Actions have consequences:
Another way to handle unexpected player decisions is to accept their offer, but emphasize the ramifications of those choices. If the players run from the dragon, they might get away, but their reputation could be horribly tarnished as people now view them as cowards. Further, there is now a town under the thumb of an evil dragon whose cult suddenly has all the resources of the town armory and treasury at it's disposal. They players may very well find themselves dealing with the dragon encounter again down the road.

Keeping the big picture and the ripple effect of character choices in mind can be tough, but can also be very rewarding. It adds depth to the world, makes the characters feel like their choices matter (for good or ill) and, in the long run, can help the GM modify the way the players think about their characters' actions.

One of the best, and frankly most common situations where "actions have consequences" can be used to good effect is when players drag their feet after meeting the enemy. Say the heroes are assaulting a castle, and the players try to stop between each fight to heal or return to their base camp long enough to regain their spells. By thinking about what the castle's defenders are doing during these delays, the GM can make the case for a quick assault more compelling. If the heroes go in quick, they run into many off-duty guards in their underwear who just managed to grab a sword. If they stop, the guards have time don their armor, turn over tables to make barriers, form into fighting units and even blow the tower-top horn to call for reinforcements. This technique is especially effective if the players are aware of the preparations being made (They hear shouted orders, footsteps and the overturning of tables).

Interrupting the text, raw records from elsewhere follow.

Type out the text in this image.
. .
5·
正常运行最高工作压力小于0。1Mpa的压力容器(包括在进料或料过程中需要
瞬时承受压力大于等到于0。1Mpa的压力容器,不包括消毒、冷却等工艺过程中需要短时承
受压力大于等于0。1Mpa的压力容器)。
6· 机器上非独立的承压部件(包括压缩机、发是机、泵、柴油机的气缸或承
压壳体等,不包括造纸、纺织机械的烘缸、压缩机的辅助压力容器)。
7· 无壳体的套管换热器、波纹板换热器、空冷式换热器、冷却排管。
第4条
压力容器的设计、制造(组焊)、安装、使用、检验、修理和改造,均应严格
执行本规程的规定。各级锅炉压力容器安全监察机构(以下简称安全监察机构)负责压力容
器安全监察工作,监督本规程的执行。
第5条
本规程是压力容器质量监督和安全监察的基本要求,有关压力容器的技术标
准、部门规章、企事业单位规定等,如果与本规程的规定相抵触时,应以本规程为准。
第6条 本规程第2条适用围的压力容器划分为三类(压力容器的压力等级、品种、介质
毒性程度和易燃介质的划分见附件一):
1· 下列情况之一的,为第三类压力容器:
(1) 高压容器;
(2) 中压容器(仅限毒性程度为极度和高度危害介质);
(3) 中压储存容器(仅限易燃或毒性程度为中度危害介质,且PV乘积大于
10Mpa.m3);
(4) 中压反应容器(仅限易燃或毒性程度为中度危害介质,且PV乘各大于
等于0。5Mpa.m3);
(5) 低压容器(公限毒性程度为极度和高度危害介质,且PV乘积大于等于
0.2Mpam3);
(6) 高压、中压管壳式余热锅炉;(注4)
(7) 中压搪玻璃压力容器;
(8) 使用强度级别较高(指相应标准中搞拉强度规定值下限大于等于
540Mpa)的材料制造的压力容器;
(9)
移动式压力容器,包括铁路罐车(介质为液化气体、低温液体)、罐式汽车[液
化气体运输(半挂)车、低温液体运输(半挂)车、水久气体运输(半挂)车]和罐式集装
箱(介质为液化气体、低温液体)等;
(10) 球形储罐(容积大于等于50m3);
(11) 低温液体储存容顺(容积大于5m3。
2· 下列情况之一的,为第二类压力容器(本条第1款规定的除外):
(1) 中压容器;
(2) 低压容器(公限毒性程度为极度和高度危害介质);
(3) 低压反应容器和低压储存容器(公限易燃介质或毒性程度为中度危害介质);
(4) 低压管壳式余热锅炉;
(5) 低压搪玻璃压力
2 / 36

Finally, the "actions have consquences" technique can help in dealing with problem players, or as a former GM of mine said, "chaotic stupid" players -i.e. those people who join a game with only the intention of amusing themselves to the detriment of the gaming group. In a lot of ways, these players are like improvisers who reject others' offers to ensure that they remain in the spotlight. "I'm not Old Man Withers! I'm your crazy niece, Petunia! Watch me do this crazy thing!"

If a GM provides consequences for a chaotic stupid character's antics, he/she can possibly convince the player to behave better, but will more likely just be able to quickly kill off the character and remove the player from the gaming group. My former GM who coined the phrase did just that. Our group was in a puzzle dungeon with paintings that came alive when a character touched them. The chaotic stupid character ran up to an all black painting and slapped his hand on it. Turns out the painting was actually a wall-sized gelatinous cube (like a macro-sized carnivorous amoeba). Stupid had his character light his loin cloth on fire and throw it at the cube. After the rest of the group finished killing it, Stupid takes a running leap into the black void of the painting. Thinking quickly, the GM had him fall into a raging underground river inhabited by a powerful water demon. That player and his character were out of the game after half a session.

Learning to say, "yes, and" to player choices requires a GM to quickly think on his/her feet just as it does in improv. However, the various "yes, and" techniques described above point to one of the ultimate truths that applies equally to a good game session and good improv. When done well, the players and the audience respectively don't know what was planned and what was just pulled out of nowhere.